Depending on how light-reflective coatings 74 are formed, a layer (not shown) of the material that forms coatings 74 may be situated on top of black matrix 68 below light-reflective layer 70. This additional light-reflective layer is typically not disadvantageous and can sometimes be advantageous. For example, the additional light-reflective layer typically consists of metal that adjoins layer 70. Hence, the additional light-reflective layer can cooperate with layer 70 in serving as the display's anode. Even if the additional light-reflective layer does not contact layer 70, the additional light-reflective layer may still be employed in removing charge from phosphor particles 72 when they are struck by electrons during display operation.
Pieces (not shown) of the light-reflective particle coating material may sometimes be situated on the upper surface of faceplate 64 in the spaces between phosphor particles 72 of each light-emissive region 66. The presence of such pieces of the light-reflective coating material on the interior faceplate surface is generally not beneficial and can be disadvantageous. As discussed further below, the formation of coatings 74 is thus typically conducted in such a manner as to largely avoid forming pieces of the light-reflective coating material on the interior faceplate surface in the spaces between particles 72 of each region 66.
Phosphor particles 72 emit light in all directions. Part of the emitted light is emitted with some velocity in the forward direction (the downward direction in
Light-reflective layer 70 functions in a similar manner to light-reflective coatings 74. That is, layer 70 reflects forward some of the rear-directed light emitted by phosphor particles 72. Because coatings 74 are in front of layer 70, much of the initially rear-directed light emitted by particles 72 is reflected forward by coatings 74 and thus does not reach layer 70. However, some of the phosphor-emitted light passes by or through coatings 74 and impinges on layer 70 directly or after one or more intermediate reflections. Layer 70 then reflects that light forward so that part of it passes through faceplate 64. Accordingly, layer 70 increases the light intensity in the forward direction so as to further increase the image intensity. The combination of layer 70 and coatings 74 provides more increase in the forward light intensity than would occur solely with coatings 74 or solely with layer 70.

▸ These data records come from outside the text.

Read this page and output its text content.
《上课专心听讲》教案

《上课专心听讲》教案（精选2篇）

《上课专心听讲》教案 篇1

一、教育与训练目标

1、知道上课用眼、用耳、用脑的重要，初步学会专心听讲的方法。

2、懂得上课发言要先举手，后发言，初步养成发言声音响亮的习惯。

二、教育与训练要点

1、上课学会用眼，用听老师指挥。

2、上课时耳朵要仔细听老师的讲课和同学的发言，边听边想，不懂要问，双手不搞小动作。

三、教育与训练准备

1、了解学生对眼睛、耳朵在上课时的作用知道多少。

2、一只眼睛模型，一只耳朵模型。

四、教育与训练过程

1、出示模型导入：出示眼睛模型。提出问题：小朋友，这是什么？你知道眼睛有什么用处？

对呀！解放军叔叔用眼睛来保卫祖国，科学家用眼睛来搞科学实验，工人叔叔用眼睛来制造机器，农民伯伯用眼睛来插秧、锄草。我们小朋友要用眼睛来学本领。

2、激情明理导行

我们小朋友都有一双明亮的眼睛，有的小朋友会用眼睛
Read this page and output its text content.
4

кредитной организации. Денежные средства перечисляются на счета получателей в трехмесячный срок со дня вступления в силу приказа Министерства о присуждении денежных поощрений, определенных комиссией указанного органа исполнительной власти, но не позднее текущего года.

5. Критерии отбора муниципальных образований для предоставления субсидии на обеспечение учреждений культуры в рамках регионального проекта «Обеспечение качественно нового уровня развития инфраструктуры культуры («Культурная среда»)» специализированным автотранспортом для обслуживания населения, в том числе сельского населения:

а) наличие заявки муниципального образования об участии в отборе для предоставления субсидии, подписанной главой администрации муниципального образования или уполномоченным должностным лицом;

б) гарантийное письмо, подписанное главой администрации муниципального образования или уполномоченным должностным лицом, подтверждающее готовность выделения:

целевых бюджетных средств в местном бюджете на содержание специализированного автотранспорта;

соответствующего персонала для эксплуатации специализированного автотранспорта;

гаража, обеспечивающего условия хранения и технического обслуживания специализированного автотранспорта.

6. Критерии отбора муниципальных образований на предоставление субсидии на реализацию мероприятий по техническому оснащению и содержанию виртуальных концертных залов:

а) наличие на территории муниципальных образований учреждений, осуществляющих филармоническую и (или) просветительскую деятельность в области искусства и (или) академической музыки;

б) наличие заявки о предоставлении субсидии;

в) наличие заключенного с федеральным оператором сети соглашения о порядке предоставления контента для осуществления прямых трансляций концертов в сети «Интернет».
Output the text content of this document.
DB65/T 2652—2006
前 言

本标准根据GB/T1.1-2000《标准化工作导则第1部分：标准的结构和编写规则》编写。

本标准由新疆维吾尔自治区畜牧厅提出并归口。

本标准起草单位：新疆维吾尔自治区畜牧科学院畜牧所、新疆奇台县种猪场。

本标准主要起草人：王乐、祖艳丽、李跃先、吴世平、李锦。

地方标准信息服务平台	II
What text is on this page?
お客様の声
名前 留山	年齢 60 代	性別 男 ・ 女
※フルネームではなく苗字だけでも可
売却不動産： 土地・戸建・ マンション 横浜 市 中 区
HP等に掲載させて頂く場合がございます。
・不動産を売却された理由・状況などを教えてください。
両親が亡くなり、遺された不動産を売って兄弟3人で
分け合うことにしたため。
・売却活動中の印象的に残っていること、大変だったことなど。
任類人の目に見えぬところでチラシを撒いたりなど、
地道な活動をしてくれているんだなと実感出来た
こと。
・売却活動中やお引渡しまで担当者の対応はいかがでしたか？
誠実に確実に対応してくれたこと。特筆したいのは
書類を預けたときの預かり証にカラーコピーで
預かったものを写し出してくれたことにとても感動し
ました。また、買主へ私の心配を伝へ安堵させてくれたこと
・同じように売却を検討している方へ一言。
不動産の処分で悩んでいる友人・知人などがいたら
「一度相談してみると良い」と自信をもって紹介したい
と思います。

Light-reflective coatings 74 normally consist of metal. Candidate metals for coatings 74 are beryllium, boron, magnesium, aluminum, chromium, manganese, iron, cobalt, nickel, copper, gallium, molybdenum, palladium, silver, indium, platinum, thallium, and lead. Coatings 74 may contain two or more of these metals or may consist of an alloy of one or more of these metals with one or more other materials. Boron, aluminum, gallium, indium, and thallium, which all fall into Group IIIB (13) of the Periodic Table, are attractive for coatings 74 because none of these five metals is an electron donor. Consequently, each of them is highly unlikely to cause phosphor particles 72 to emit light of the wrong color should atoms of any of these five metals migrate into particles 72.
The choice of metals or other materials to implement light-reflective coatings 74 typically depends on the constituency of phosphor particles 72 and thus on the type of light emitted by particles 72. Specifically, coatings 74 which (partially) cover particles 72 that emit light of one type may consist of different material than coatings 74 which (partially) cover particles 72 that emit light of another type.
For instance, in a color implementation of the present flat-panel display, silver and the Group IIIB metals boron, aluminum, gallium, indium, and thallium are particularly suitable for those coatings 74 which cover particles 72 that emit blue light, especially when the blue-emitting particles 72 consist of ZnS:Ag,Al phosphors. Copper and these five Group IIIB metals are particularly suitable for those coatings 74 which cover particles 72 that emit green light, especially when the green-emitting particles 72 consist of ZnS:Cu,Al phosphors. Silver and copper are advantageous materials for coatings 74 in implementations where coatings 74 respectively cover blue-emitting ZnS:Ag,Al particles 72 and green-emitting ZnS:Cu,Al particles 72 because silver and copper respectively are substitutional species in these blue-emitting and green-emitting particles 72. Accordingly, any silver and copper atoms that respectively migrate into ZnS:Ag,Al particles 72 and ZnS:Cu,Al particles 72 are highly unlikely to cause these blue-emitting and green-emitting particles 72 to emit light of the wrong color.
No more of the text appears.